Delingpole: The New York Times Is 100 Percent Wrong About Scott Pruitt

Environmental Protection Agency Administrator Scott Pruitt gives the thumbs-up as New Mexi
AP/Carolyn Kaster

President Trump is winning at the Environmental Protection Agency (EPA).

There can be no better proof of this than the latest anguished editorial in the New York Times, lamenting the changes made by EPA administrator Scott Pruitt.

The EPA, it claims, is the “epicenter of denial.” Its new regime is “terrified” of thwarting “Trump’s promise to ease regulations on fossil fuel companies and increase their profits”. Its every new action flies in the face of all the regulatory efforts made by such experts as Barack Obama, Chuck Schumer, Nancy Pelosi, ex-EPA administrator Gina McCarthy and some guy from the Union of Concerned Scientists.

What’s not to like?

Steve Milloy, a writer more familiar with the EPA’s past dirty tricks than almost anyone, has compiled a glorious, line-by-line demolition of the Times‘s editorial.

Here is a taster (Milloy’s comments in bold):

The other day, Scott Pruitt, the administrator of the Environmental Protection Agency, took yet another step to muzzle the scientific inquiry that for years has informed sound policy at an agency he seems determined to destroy. [False. The move advances science and improves the regulatory process by requiring replication of claimed scientific results prior to use in regulation.] He told his subordinates that they could no longer make policy on the basis of studies that included data from participants who were guaranteed confidentiality. [False. EPA can no longer base regulations on secret data — i.e., no using taxpayer-funded data that researchers refuse to allow others to see for purposes of replication of results. There is no personal privacy issue here. No personal data is required. None is being asked for. This privacy issue is a desperate red herring.] Over the years, such studies have been crucial to establishing links between mortality and pollution, led to regulations and saved many lives. [False. Over the years, such fraudulent science was crucial to the Obama EPA’s criminal overregulation of the coal industry. No environmental or public health gain was produced.] Limiting policymakers to only those studies with publicly available health data greatly narrows the field of research. [Naked claims that cannot be verified are not “research.”]

This got us to searching again (we’ve been here before with Mr. Pruitt) for the word that best describes the Trump administration’s hostility to scientific inquiry. [False. The hostility is to junk science and fraud.] “Disdain” jumps to mind. Fourteen months into his term, President Trump has yet to name a director of the White House Office of Science and Technology Policy, or any of the four associate directors authorized by Congress — jobs that have provided presidents for decades with unbiased counsel. [Such BS. Obama science adviser John Holdren (a global warming zealot and advocate of forced abortion for population control) was totally politicized and biased.]

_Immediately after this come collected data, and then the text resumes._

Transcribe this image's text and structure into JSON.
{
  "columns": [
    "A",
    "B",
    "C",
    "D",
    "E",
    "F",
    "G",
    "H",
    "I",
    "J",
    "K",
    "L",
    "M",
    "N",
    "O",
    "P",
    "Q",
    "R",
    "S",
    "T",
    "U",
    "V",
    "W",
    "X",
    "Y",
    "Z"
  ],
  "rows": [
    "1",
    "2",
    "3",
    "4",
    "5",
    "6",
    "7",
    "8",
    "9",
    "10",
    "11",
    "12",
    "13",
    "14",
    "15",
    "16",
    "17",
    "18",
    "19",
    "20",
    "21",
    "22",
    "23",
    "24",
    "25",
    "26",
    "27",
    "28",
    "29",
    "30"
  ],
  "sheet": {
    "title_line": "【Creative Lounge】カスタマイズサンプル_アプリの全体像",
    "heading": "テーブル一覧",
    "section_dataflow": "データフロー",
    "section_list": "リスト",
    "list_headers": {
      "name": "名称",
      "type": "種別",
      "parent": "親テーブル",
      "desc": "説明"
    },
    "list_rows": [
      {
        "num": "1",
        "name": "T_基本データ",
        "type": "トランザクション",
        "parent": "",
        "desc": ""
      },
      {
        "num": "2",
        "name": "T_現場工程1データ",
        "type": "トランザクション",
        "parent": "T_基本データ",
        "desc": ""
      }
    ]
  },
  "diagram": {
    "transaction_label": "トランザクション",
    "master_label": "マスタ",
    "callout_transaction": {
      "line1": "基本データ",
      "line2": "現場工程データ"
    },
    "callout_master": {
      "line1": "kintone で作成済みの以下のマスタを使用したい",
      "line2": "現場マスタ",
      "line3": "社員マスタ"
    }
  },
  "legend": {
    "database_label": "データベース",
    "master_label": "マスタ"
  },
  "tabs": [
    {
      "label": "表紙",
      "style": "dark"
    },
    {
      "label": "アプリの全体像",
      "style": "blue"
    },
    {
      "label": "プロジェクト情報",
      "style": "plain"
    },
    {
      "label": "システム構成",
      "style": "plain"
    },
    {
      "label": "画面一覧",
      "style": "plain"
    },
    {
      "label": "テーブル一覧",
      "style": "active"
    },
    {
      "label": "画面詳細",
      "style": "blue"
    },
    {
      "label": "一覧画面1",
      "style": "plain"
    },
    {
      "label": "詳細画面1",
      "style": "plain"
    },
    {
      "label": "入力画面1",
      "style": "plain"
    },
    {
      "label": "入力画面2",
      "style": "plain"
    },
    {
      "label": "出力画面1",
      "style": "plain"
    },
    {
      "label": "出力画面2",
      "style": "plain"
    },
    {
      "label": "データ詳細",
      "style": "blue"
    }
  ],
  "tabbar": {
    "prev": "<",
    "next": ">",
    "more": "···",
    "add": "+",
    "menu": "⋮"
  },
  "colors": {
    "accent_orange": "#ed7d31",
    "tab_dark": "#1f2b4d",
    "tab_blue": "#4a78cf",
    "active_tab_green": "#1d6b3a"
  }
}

To me this is a vindication not just of Trump’s policy at the EPA but, more generally, his contemptuous attitude towards the MSM. What the New York Times is saying about Trump’s supposed war on science is pure nonsense: the fakest of fake news. It’s more than just routinely inaccurate or politically slanted: it’s quite literally the polar opposite of the truth. Far from showing “hostility to scientific inquiry”, Trump – thanks to Scott Pruitt – is actually introducing scientific integrity (and accountability) to the EPA for perhaps the first time in its history.

At least one of the New York Times‘s readers gets this in the comments section:

Suppose you own a small business – an auto body shop, dry cleaning shop or a metal plating operation. EPA comes along and tells you they have evidence that your emissions are killing people and threatens you with regulation that could potentially bankrupt you. You ask to see the data. You are told that academic researchers have concluded this and you can’t see their data. You have no recourse.

Contrast this with criminal proceedings. The police or FBI gather forensic evidence and accuse you of a crime. The legal system gives you access to the evidence and you have the right to hire your own expert to analyze the evidence and defend yourself. You have the right to question your accusers.

I don’t like Trump’s environmental policies, but I believe the public should absolutely have access to the data that underlies these important policies.

If only all the left-liberal MSM’s readership was capable of such critical thinking. Then we might not see the massive – and growing – divergence between Republicans and Democrats on climate change issue. Much though I enjoy winding up the greenies, I have to admit that I would much rather live in a world where climate realists weren’t treated with such hatred and contempt and menace by climate alarmists. But I fear – at least until media organs like the New York Times learn to start doing actual reporting rather than merely regurgitating left-wing eco propaganda – that this is about as likely as Leonardo DiCaprio learning to live without his private jet.